Depuis le début du mois, il n’était pas sûr d’aller boire un verre dans le Carré liégeois ou du moins de quitter le lieu festif, seul aux petites heures du matin.

En cause une bande de jeunes gens qui écumaient les alentours du Carré à la recherche de proies faciles. Une fois celles-ci repérées, les jeunes gens se ruaient sur elles pour l’attraper, la frapper, l’emmener dans une voiture et repartir avec elle.

Les victimes étaient alors de nouveau frappées avant d’être délestées de leur argent, cartes bancaires et autres GSM. Une fois chose faite, les personnes agressées étaient abandonnées sur le bord de la route, parfois en pleine campagne.

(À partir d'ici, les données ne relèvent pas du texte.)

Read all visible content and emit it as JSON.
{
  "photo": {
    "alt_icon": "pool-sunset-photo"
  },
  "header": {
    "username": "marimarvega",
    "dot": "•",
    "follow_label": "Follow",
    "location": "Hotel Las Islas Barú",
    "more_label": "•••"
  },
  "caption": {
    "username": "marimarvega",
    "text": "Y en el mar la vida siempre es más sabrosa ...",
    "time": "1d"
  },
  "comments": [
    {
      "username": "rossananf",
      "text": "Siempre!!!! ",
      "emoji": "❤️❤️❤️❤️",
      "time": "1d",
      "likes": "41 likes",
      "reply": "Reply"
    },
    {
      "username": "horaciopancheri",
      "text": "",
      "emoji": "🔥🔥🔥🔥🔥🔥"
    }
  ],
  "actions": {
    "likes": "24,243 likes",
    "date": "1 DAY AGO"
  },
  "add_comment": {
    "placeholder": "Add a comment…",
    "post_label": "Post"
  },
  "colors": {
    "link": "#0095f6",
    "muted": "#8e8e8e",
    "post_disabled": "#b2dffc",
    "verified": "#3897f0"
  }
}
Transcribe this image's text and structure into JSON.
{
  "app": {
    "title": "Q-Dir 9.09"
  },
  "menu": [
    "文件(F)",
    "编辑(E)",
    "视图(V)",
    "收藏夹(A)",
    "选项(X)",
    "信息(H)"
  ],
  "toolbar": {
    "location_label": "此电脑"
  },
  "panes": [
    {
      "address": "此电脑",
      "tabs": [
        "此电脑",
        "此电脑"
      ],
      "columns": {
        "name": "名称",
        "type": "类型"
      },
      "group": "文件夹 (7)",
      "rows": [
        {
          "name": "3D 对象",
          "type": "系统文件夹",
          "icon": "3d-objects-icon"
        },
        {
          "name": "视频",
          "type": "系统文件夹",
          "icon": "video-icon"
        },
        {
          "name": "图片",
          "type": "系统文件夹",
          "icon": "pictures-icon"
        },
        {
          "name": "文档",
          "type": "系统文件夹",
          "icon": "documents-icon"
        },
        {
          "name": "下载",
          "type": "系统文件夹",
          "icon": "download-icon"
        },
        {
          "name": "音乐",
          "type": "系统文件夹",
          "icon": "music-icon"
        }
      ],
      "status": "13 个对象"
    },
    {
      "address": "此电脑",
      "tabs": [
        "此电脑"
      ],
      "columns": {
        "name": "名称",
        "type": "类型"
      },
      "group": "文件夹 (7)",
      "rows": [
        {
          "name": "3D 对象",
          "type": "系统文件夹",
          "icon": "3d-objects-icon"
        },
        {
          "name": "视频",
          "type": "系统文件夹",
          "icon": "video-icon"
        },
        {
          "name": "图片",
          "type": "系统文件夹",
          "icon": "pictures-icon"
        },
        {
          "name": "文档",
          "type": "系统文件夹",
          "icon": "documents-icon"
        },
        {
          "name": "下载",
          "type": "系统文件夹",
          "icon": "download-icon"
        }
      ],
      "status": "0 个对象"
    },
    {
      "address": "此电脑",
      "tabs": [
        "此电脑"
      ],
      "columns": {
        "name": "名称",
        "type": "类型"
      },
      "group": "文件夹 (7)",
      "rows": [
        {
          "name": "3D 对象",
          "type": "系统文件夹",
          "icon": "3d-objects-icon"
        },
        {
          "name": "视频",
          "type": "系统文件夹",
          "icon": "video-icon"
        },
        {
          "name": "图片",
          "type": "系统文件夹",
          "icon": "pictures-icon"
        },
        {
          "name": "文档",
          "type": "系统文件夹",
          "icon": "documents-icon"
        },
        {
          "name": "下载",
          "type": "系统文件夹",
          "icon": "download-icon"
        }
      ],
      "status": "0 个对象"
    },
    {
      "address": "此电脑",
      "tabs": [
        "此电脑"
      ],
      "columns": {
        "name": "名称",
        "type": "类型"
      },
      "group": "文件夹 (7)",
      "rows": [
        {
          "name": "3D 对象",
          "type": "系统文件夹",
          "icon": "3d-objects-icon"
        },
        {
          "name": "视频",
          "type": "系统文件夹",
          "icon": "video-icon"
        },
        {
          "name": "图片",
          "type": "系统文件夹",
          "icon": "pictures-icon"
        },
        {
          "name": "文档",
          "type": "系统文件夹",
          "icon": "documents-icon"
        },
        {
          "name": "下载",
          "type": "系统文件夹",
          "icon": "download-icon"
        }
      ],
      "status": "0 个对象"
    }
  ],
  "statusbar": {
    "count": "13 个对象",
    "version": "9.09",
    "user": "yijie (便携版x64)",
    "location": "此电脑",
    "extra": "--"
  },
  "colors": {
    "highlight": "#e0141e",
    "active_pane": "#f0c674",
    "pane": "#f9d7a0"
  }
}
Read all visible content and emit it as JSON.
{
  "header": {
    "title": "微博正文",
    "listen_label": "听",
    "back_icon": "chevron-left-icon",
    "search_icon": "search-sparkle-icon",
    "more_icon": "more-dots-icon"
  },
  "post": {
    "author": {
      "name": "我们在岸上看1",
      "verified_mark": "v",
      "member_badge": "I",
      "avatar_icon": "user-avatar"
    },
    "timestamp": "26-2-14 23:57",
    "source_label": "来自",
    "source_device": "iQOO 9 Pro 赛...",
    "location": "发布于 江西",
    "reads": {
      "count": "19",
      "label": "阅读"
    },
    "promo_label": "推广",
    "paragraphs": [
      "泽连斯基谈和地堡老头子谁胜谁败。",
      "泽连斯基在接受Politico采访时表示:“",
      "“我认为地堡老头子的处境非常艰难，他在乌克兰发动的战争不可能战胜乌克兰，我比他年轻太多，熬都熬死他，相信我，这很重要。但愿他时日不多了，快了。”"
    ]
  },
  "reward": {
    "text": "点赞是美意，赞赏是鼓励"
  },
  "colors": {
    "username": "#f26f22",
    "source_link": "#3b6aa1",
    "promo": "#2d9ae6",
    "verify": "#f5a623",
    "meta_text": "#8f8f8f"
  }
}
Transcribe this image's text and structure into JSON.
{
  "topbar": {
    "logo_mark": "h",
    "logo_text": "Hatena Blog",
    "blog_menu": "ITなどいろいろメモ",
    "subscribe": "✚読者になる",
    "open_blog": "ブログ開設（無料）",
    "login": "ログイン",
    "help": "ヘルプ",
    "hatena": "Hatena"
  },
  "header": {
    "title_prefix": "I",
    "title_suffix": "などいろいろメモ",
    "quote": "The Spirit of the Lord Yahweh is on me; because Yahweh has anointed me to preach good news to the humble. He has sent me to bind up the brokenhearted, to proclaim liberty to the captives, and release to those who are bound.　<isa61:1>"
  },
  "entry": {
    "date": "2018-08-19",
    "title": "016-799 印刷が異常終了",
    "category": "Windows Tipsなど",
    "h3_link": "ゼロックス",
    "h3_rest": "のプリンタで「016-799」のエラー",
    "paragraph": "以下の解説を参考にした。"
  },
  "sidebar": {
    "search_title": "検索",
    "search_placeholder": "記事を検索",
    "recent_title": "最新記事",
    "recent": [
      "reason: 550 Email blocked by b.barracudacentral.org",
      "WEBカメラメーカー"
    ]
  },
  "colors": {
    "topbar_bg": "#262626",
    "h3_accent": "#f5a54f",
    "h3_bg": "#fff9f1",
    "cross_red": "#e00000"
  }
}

Puis dans les heures qui ont suivi ces agressions, des retraits ont été effectués avec les cartes bancaires, parfois via le mode de paiement sans contact, parfois avec le code secret qui avait été extorqué à coups de poing et pied… Au total, les forces de l’ordre ont ainsi recensé une bonne demi-douzaine de faits !

Plusieurs plaintes ont évidemment été déposées, la police de Liège se chargeant des premières investigations. Il s’est ainsi avéré que ces agresseurs se déplaçaient entre autres à bord d’une VW Polo noire. Une piste intéressante qui a mené les enquêteurs jusqu’à plusieurs suspects domiciliés à Seraing et Grâce Hollogne. Puis dans la nuit de jeudi à vendredi, le véhicule a été repéré par des équipes de la police fédérale et de la police de Liège.

Et du coup, peu après 2 h du matin, au moment de l’interception, les occupants de la Polo noire ne se sont pas laissé faire, le véhicule démarrant en trombe. Une course-poursuite s’est alors engagée, se soldant par une collision, rue Morchamps, à Seraing.

Quatre occupants sont ensuite sortis de la voiture pour tenter leur chance à pieds. Trois d’entre eux, deux majeurs et un mineur d’âge, ont été interpellés, le quatrième parvenant à s’évanouir dans la nuit. Les trois jeunes hommes ont été privés de liberté et déférés au parquet ce vendredi.

Reste maintenant à cueillir le fuyard et à établir si les suspects interpellés sont les seuls agresseurs en cause. L’hypothèse d’une bande multiple opérant de la même manière avec la même voiture n’est, en effet, pas écartée.